Todos os países falam em soberania. Mas nem todos podem ter soberania de verdade. A Rússia é um dos poucos países que pretende permanecer soberano. Não vamos suportar intervenção em nossos assuntos internos, nem tentativas de romper os nossos interesses internacionais. Nem ameaças reais, militares, em relação ao nosso país.
IMPÉRIO RUSSO
Vocês dizem que há um cerco ao seu país. Mas no Ocidente o entendimento é o de que a Rússia quer refazer o seu Império.
É [um entendimento] incorreto na essência. É claro que a Rússia é a sucessora de um país muito grande, a União Soviética, parte integrante e inalienável da nossa história.
Sabemos muito bem dos problemas da nossa história. E temos também orgulho de suas páginas gloriosas. Mas o tempo passa. E agora, no território da ex-União Soviética, coexistem Estados independentes que são nossos amigos, aliados, parceiros. Respeitamos suas soberanias e desenvolvemos relações em novos fundamentos e processos de integração. Nada disso está ligado a neoimperialismo. Só quem não sabe o que acontece de verdade pode falar uma coisa dessas.
O apoio ao presidente Putin é sem precedentes. É difícil imaginar o surgimento de algum outro líder, neste momento, que apresente um programa contrário ao do presidente Putin
DEMOCRACIA NA RÚSSIA
O presidente Putin foi eleito pela primeira vez em 1999, mas, com alterações na Constituição da Rússia, poderá ficar no poder até 2036. Por isso ele é chamado de “czar”, e há o entendimento de que o país é uma autocracia, onde as pessoas não podem se manifestar livremente e opositores são processados e presos.
Essa era uma acusação mais comum ao nosso presidente na década passada. Fomos criticados porque, por exemplo, fechamos algumas organizações públicas. Mas depois foi reconhecido que os países ocidentais forneciam dinheiro a elas, e a políticos, para que influenciassem em nossa política interna.

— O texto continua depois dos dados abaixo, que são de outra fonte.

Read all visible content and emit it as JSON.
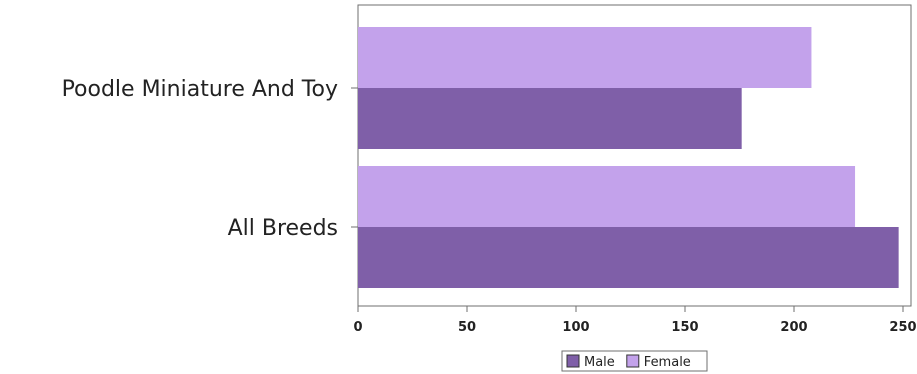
{
  "chart_data": {
    "type": "bar",
    "orientation": "horizontal",
    "categories": [
      "Poodle Miniature And Toy",
      "All Breeds"
    ],
    "series": [
      {
        "name": "Male",
        "color": "#7f5fa8",
        "values": [
          176,
          248
        ]
      },
      {
        "name": "Female",
        "color": "#c3a2eb",
        "values": [
          208,
          228
        ]
      }
    ],
    "xlim": [
      0,
      250
    ],
    "xticks": [
      0,
      50,
      100,
      150,
      200,
      250
    ],
    "xlabel": "",
    "ylabel": "",
    "title": "",
    "grid": false,
    "legend_position": "bottom"
  }
}
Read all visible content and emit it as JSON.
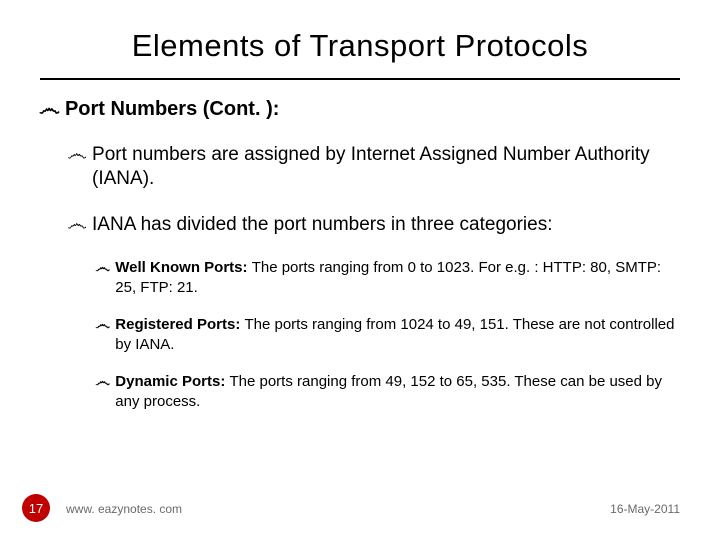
{
  "title": "Elements of Transport Protocols",
  "l1": {
    "bullet": "෴",
    "text": "Port Numbers (Cont. ):"
  },
  "l2": {
    "items": [
      {
        "bullet": "෴",
        "text": "Port numbers are assigned by Internet Assigned Number Authority (IANA)."
      },
      {
        "bullet": "෴",
        "text": "IANA has divided the port numbers in three categories:"
      }
    ]
  },
  "l3": {
    "items": [
      {
        "bullet": "෴",
        "bold": "Well Known Ports: ",
        "rest": "The ports ranging from 0 to 1023. For e.g. : HTTP: 80, SMTP: 25, FTP: 21."
      },
      {
        "bullet": "෴",
        "bold": "Registered Ports: ",
        "rest": "The ports ranging from 1024 to 49, 151. These are not controlled by IANA."
      },
      {
        "bullet": "෴",
        "bold": "Dynamic Ports: ",
        "rest": "The ports ranging from 49, 152 to 65, 535. These can be used by any process."
      }
    ]
  },
  "footer": {
    "page": "17",
    "url": "www. eazynotes. com",
    "date": "16-May-2011"
  },
  "colors": {
    "accent": "#c00000",
    "text": "#000000",
    "muted": "#6a6a6a",
    "background": "#ffffff"
  }
}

Nós temos um sistema político complexo, multipartidário, e muitas vezes ocorrem discussões bastante tensas sobre o desenvolvimento do país.
Mas o apoio ao presidente Putin é sem precedentes. É difícil imaginar o surgimento de algum outro líder, neste momento, que apresente um programa contrário ao do presidente Putin. O povo se uniu em torno de seu presidente e, quando chega a hora [das eleições], vota nele.
Os mecanismos democráticos funcionam plenamente. A ausência de concorrência política real está mais relacionada ao período importante pelo qual passamos agora.
E não ao fato de que há um bloqueio e opositores presos?
Quem viola a lei vai preso.
Mas é bom a mesma pessoa ocupar o poder por tanto tempo?
É bom quando o povo tem um presidente em quem ele votou. Isso é que é bom. Não importa quantas vezes as pessoas votam por ele. Ainda mais quando esse presidente cumpre suas obrigações da melhor forma possível, fazendo com que a cada ano de seu governo elas vivam melhor.
Se olharmos para o caminho de nosso país nos últimos 25 anos —e nem sempre Putin esteve no poder [referindo-se ao período entre 2008 e 2012, em que o presidente foi Dmitri Medvedev e ele, primeiro-ministro]— veremos que foi realmente um caminho gigantesco. A Rússia é hoje um país completamente diferente [de quando Putin assumiu o poder pela primeira vez]. É um país maravilhoso.